On July 15, 2013, the Reserve Bank of India (RBI) announced some measures to reduce the availability of money in the banking system (systemic liquidity) with the aim of stabilizing the exchange rate.
These measures were:
Restricted borrowing by banks under Liquidity Adjustment Facility (LAF) to 1% of their net demand and time liabilities (NDTL), which is around Rs. 75,000 crore. LAF is a facility that allows banks to borrow money on an overnight basis against collateral, in case of a shortfall in their cash requirement
Hiked Marginal Standing Facility (MSF) rate by 2% to 10.25% with effect from July 17, 2013.

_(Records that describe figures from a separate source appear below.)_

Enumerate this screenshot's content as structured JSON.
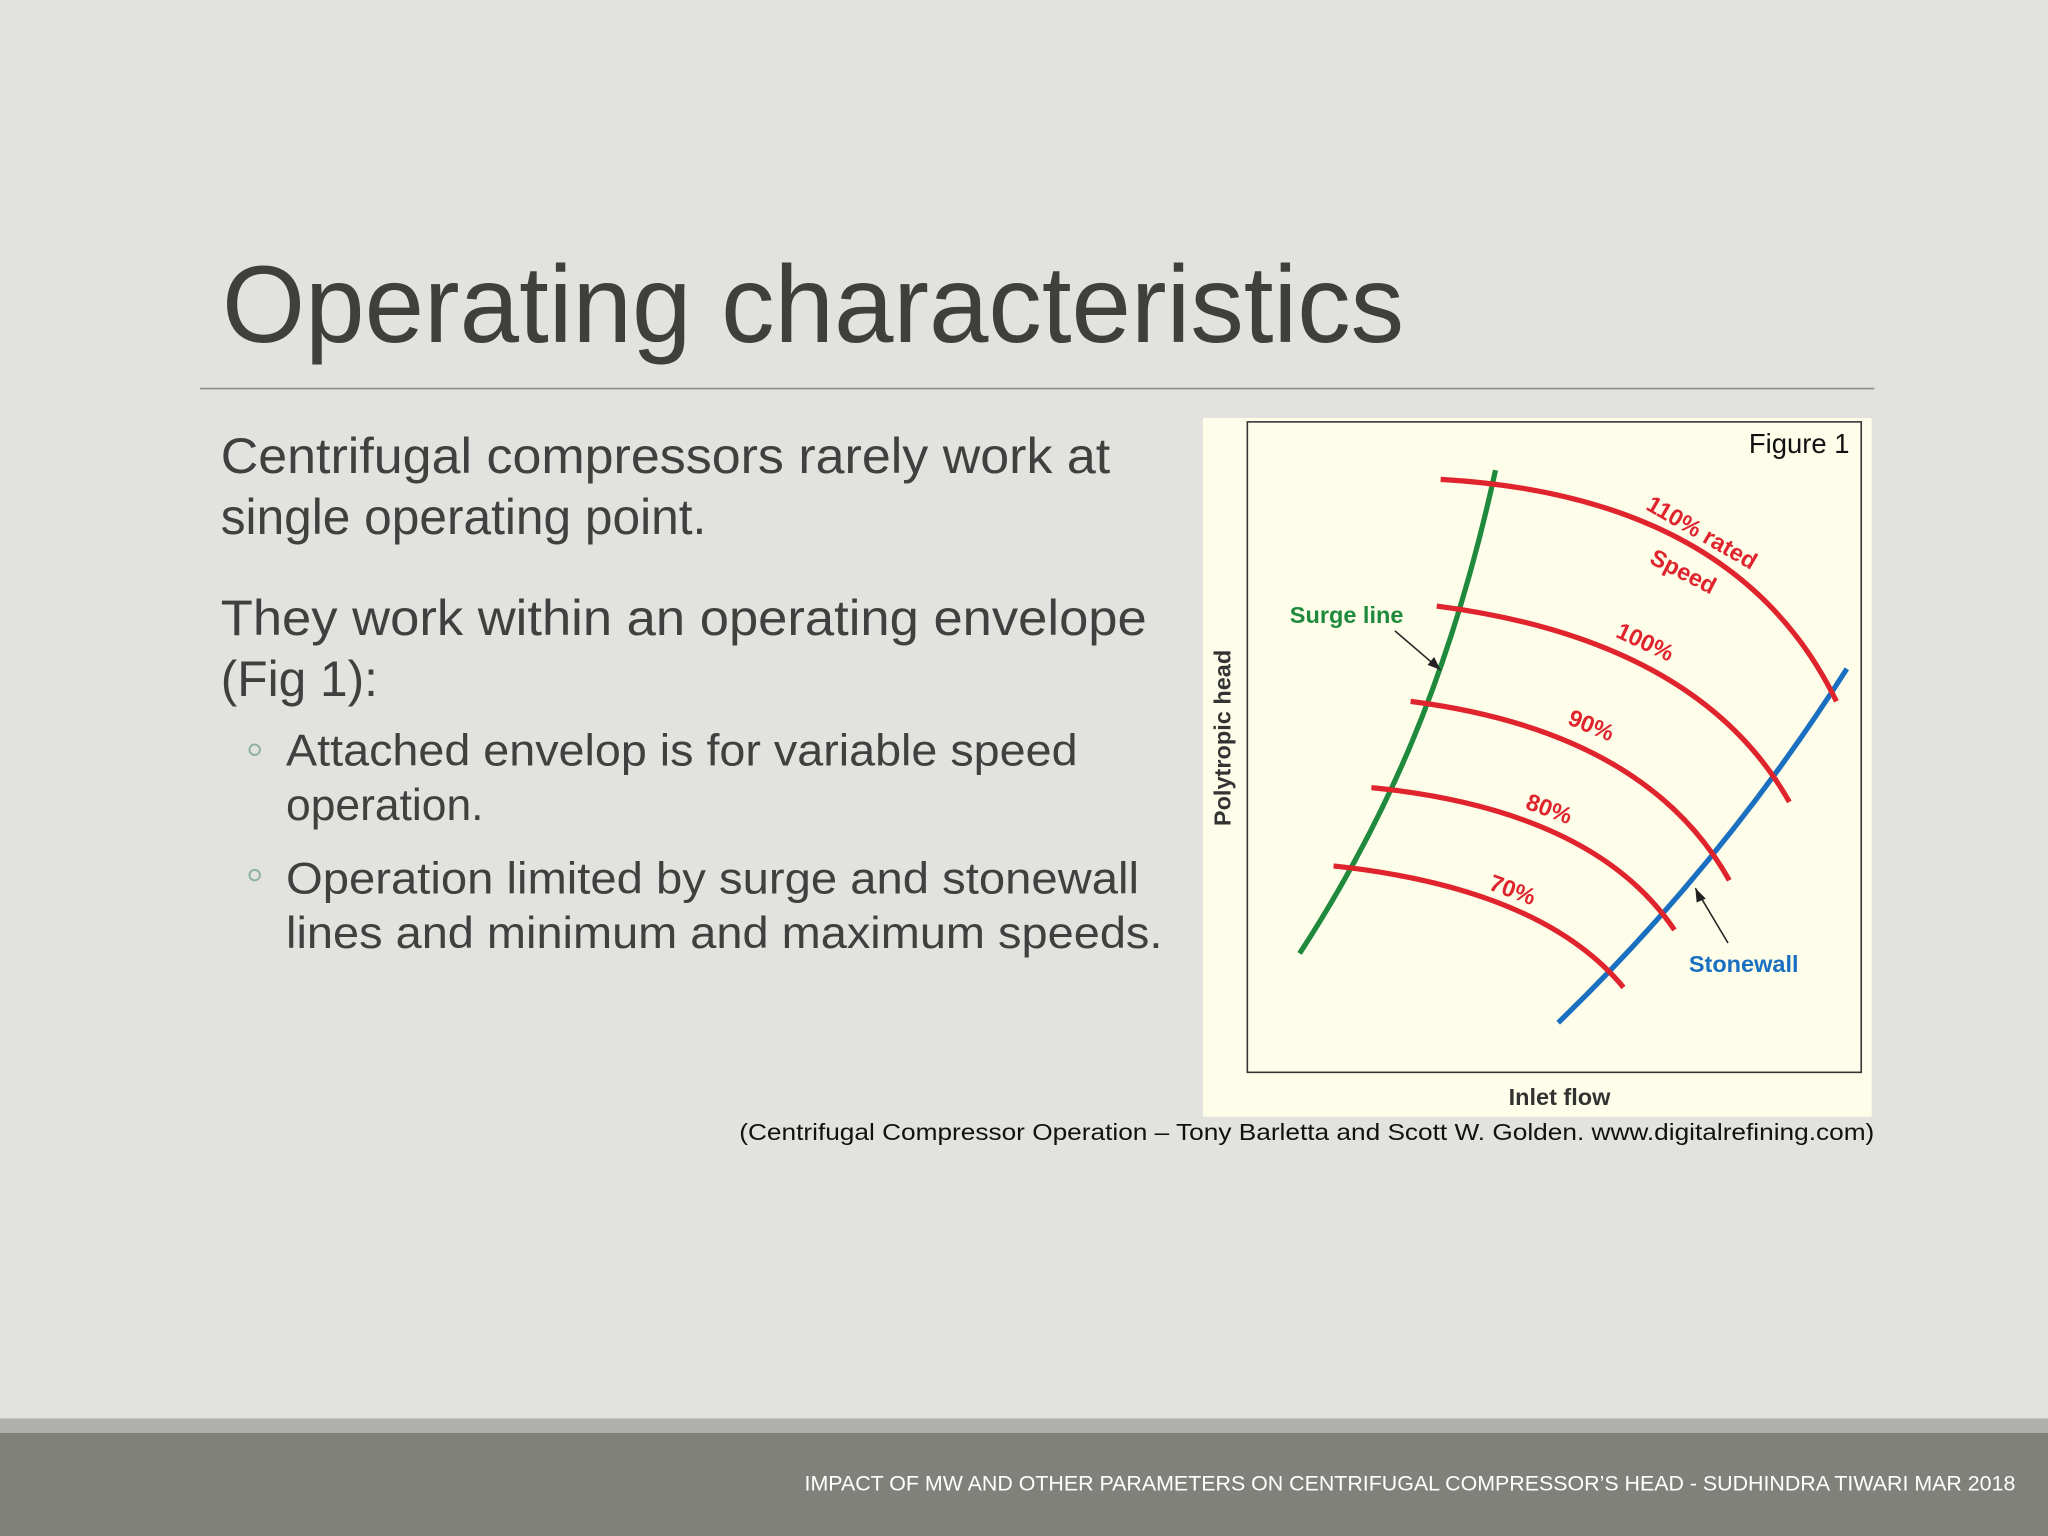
{
  "slide": {
    "title": "Operating characteristics",
    "paragraphs": [
      {
        "lines": [
          "Centrifugal compressors rarely work at",
          "single operating point."
        ]
      },
      {
        "lines": [
          "They work within an operating envelope",
          "(Fig 1):"
        ]
      }
    ],
    "bullets": [
      {
        "lines": [
          "Attached envelop is for variable speed",
          "operation."
        ]
      },
      {
        "lines": [
          "Operation limited by surge and stonewall",
          "lines and minimum and maximum speeds."
        ]
      }
    ],
    "figure": {
      "label": "Figure 1",
      "y_axis": "Polytropic head",
      "x_axis": "Inlet flow",
      "surge_label": "Surge line",
      "stonewall_label": "Stonewall",
      "speed_labels": [
        "110% rated",
        "Speed",
        "100%",
        "90%",
        "80%",
        "70%"
      ]
    },
    "caption": "(Centrifugal Compressor Operation – Tony Barletta and Scott W. Golden. www.digitalrefining.com)",
    "footer": "IMPACT OF MW AND OTHER PARAMETERS ON CENTRIFUGAL COMPRESSOR’S HEAD - SUDHINDRA TIWARI MAR 2018"
  }
}
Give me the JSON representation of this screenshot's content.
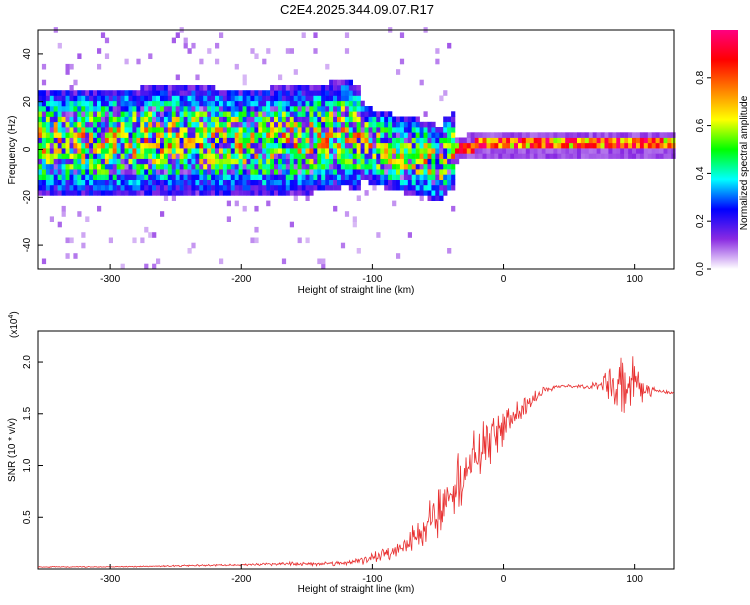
{
  "title": "C2E4.2025.344.09.07.R17",
  "colors": {
    "snr_line": "#e83030",
    "axis": "#000000"
  },
  "chart_data": [
    {
      "type": "heatmap",
      "name": "spectrogram",
      "xlabel": "Height of straight line (km)",
      "ylabel": "Frequency (Hz)",
      "xlim": [
        -355,
        130
      ],
      "ylim": [
        -50,
        50
      ],
      "x_ticks": [
        -300,
        -200,
        -100,
        0,
        100
      ],
      "y_ticks": [
        -40,
        -20,
        0,
        20,
        40
      ],
      "colorbar": {
        "label": "Normalized spectral amplitude",
        "range": [
          0,
          1
        ],
        "ticks": [
          0.0,
          0.2,
          0.4,
          0.6,
          0.8
        ],
        "tick_labels": [
          "0.0",
          "0.2",
          "0.4",
          "0.6",
          "0.8"
        ],
        "colormap": [
          "#ffffff",
          "#8a2be2",
          "#0000ff",
          "#00ffff",
          "#00ff00",
          "#ffff00",
          "#ff8000",
          "#ff0000",
          "#ff0080"
        ]
      },
      "ridge_frequency": [
        {
          "x": -355,
          "f": 2
        },
        {
          "x": -300,
          "f": 2
        },
        {
          "x": -250,
          "f": 3
        },
        {
          "x": -200,
          "f": 2
        },
        {
          "x": -150,
          "f": 3
        },
        {
          "x": -120,
          "f": 6
        },
        {
          "x": -100,
          "f": 0
        },
        {
          "x": -80,
          "f": -3
        },
        {
          "x": -60,
          "f": -5
        },
        {
          "x": -50,
          "f": -8
        },
        {
          "x": -45,
          "f": -3
        },
        {
          "x": -30,
          "f": 0
        },
        {
          "x": -20,
          "f": 1
        },
        {
          "x": 0,
          "f": 1
        },
        {
          "x": 50,
          "f": 1
        },
        {
          "x": 100,
          "f": 1
        },
        {
          "x": 130,
          "f": 1
        }
      ]
    },
    {
      "type": "line",
      "name": "snr",
      "xlabel": "Height of straight line (km)",
      "ylabel": "SNR (10 * v/v)",
      "y_multiplier": "(x10",
      "y_multiplier_exp": "4",
      "y_multiplier_close": ")",
      "xlim": [
        -355,
        130
      ],
      "ylim": [
        0,
        2.3
      ],
      "x_ticks": [
        -300,
        -200,
        -100,
        0,
        100
      ],
      "y_ticks": [
        0.5,
        1.0,
        1.5,
        2.0
      ],
      "y_tick_labels": [
        "0.5",
        "1.0",
        "1.5",
        "2.0"
      ],
      "series": [
        {
          "name": "SNR",
          "x": [
            -355,
            -300,
            -250,
            -200,
            -160,
            -140,
            -120,
            -100,
            -90,
            -80,
            -70,
            -60,
            -50,
            -40,
            -30,
            -20,
            -10,
            0,
            10,
            20,
            30,
            40,
            50,
            60,
            70,
            80,
            90,
            100,
            110,
            120,
            130
          ],
          "y": [
            0.02,
            0.02,
            0.03,
            0.04,
            0.05,
            0.05,
            0.06,
            0.1,
            0.15,
            0.22,
            0.3,
            0.4,
            0.55,
            0.75,
            0.95,
            1.1,
            1.25,
            1.35,
            1.5,
            1.62,
            1.72,
            1.76,
            1.77,
            1.76,
            1.77,
            1.78,
            1.8,
            1.76,
            1.72,
            1.71,
            1.7
          ],
          "noise": [
            0.005,
            0.005,
            0.008,
            0.01,
            0.02,
            0.02,
            0.03,
            0.06,
            0.08,
            0.1,
            0.14,
            0.18,
            0.25,
            0.3,
            0.3,
            0.28,
            0.25,
            0.2,
            0.15,
            0.08,
            0.04,
            0.02,
            0.02,
            0.02,
            0.04,
            0.15,
            0.3,
            0.3,
            0.06,
            0.02,
            0.02
          ]
        }
      ]
    }
  ]
}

This is the rate at which banks can borrow from RBI over and above 1% through LAF, which is currently at 7.25%. MSF is a liquidity facility that banks can use to borrow against their holdings of government securities in case they fall short of liquidity for their daily needs
Conduct Open market Operations (OMO) sale i.e. sell securities to market in order to absorb liquidity of Rs 12,000 crore on Thursday, July 18, 2013
On July 23, 2013, the RBI announced measures to further curtail liquidity in the system:
RBI reduced the availability of liquidity through the LAF window from 1% to 0.5% i.e. around
Rs. 37,500 crore. This measure will come into effect from July 24, 2013 and will remain in force until further notice.
Banks have also been asked to set aside a higher amount of cash towards maintaining the cash reserve ratio (CRR). Effective July 27, 2013, banks will be required to maintain a minimum daily CRR balance of 99 per cent of the requirement, up from a minimum of 70 per cent earlier.
CRR is the amount of deposits that banks maintain with the RBI for liquidity requirements.
All these measures are aimed at containing volatility in the rupee exchange rate. We expect these measures to remain in place till the rupee stabilizes. At the same time, if the rupee exhibits higher volatility as compared to its Asian peers, more RBI measures could be expected. We remain cautious.